Думаю, моя первая мысль была достойна похвал. Лора почувствовала, что я в опасности, и спешно покинула какой-то разодетый званый ужин, чтобы оказаться рядом со мной. Это была дань уважения женской интуиции и возвышенным чувствам, а если я пишу эти строки с некоторым цинизмом, то лишь потому, что юмор тоже гниет.
… Был темный прямоугольник двери и в золоченом зеркале — седой мужчина, пойманный в западню своими старыми стенами…
— Твоя подруга мне позвонила. Госпожа… Льюис Стоун, да, именно…
— Лили Марлен, — пробормотал я.
Она прошла через гостиную, легкая, победоносная. Зачесанные назад и собранные в узел волосы освобождали очень чистый лоб от всего, в чем был хоть малейший признак тени.
— Твоя подруга мне сказала…
— Я знаю, что она тебе сказала.
Она села рядом со мной:
— Жак, я не могу жить без тебя и… Не собираемся же мы расстаться только потому, что… потому, что…
— Потому что я становлюсь импотентом. Скажи это. Скажи это, Лора. Надо, чтобы это было сказано раз и навсегда…
— Ты не… это неправда! Но тебе требуется…
— … помощь, — сказал я, и мне удалось засмеяться.
— Неправда! Неправда! Твоя подруга мне все объяснила…
— Что она тебе объяснила, эта мерзавка?
— Ты много жил, и твоя сексуальность стала теперь не такой простой… не такой элементарной…
— Не такой… элементарной? Более «причудливой», так, что ли?
— Надо принять себя…
— Докуда? Докуда принять?
Я стоял и орал, и никогда «Закат Европы» не оказывал мне большей поддержки…
— Уж лучше сдохнуть. Пусть Европа принимает, только не я… Если у меня уже нет достаточного будущего, жизнеспособности, силы, если я вынужден лишиться себя самого, отказаться от собственного представления о себе, о цивилизации, о Франции…
— Боже мой, Жак, что ты несешь?
— Есть предел цене, которую я готов платить за энергию, необработанный продукт и сырье…
Но на этот раз я даже не успел засмеяться. В прихожей раздался звук шагов, и вошел Руис. Я уже готовился к этому некоторое время, поскольку чувствовал, что окружен заботами со всех сторон.
На нем была фуражка и шоферская униформа. Под правый погон просунута пара перчаток с пустыми и хищно согнутыми пальцами, тянущимися ко мне, словно крылья черной птицы.
— Старая бандерша, — сказал я.
— Sí, señor, — подтвердил Руис.
Он вышел на середину гостиной, снял фуражку и бесстрастно застыл.

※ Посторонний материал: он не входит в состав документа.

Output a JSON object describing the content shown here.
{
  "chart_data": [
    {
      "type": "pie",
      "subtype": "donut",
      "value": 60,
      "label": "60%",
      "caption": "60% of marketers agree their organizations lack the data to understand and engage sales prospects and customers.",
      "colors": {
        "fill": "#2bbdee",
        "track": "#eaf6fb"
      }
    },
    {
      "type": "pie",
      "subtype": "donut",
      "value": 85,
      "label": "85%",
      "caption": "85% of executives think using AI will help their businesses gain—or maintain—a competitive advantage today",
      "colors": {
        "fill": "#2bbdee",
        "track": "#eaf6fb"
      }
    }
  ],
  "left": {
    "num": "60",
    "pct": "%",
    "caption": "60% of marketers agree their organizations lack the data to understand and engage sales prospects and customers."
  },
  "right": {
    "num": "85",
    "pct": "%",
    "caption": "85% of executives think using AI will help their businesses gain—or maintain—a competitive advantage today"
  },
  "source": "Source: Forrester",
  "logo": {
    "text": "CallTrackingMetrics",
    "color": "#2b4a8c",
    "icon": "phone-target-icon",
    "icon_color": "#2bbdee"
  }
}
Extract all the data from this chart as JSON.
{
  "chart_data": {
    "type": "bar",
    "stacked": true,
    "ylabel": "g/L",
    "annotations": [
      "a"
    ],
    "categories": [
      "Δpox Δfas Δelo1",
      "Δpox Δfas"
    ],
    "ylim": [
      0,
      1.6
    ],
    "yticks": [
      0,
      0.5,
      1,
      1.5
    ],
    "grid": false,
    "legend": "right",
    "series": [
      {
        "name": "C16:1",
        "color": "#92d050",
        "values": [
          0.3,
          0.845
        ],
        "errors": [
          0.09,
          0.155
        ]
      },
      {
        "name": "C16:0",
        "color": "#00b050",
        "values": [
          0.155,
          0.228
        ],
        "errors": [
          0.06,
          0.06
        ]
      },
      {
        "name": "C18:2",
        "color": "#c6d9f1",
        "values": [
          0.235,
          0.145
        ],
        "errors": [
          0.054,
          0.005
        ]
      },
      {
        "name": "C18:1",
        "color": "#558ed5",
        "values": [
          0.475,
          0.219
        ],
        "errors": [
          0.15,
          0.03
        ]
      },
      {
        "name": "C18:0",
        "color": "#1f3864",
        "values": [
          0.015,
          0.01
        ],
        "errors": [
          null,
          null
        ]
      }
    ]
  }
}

Я снова, и в последний раз, испытал жгучее волнение — предчувствие, смешанное с удовольствием, — глядя на это лицо, столь отличное от моего и напоенное совсем другим солнцем. Теперь я заметил, что след жестокости в складке его губ, спокойная уверенность и безразличие его ожидания были почти вызывающими, выдавая уверенность в будущем и в победе… Был еще краткий миг отказа, благородного негодования, непокорства и насмешки, стремительный проход по Елисейским полям со знаменами и де Голлем во главе, несколько глотков мартовского воздуха и внутренней болтовни, где извивалось и с ненавистью агонизировало мое в избытке проявленное классовое сознание…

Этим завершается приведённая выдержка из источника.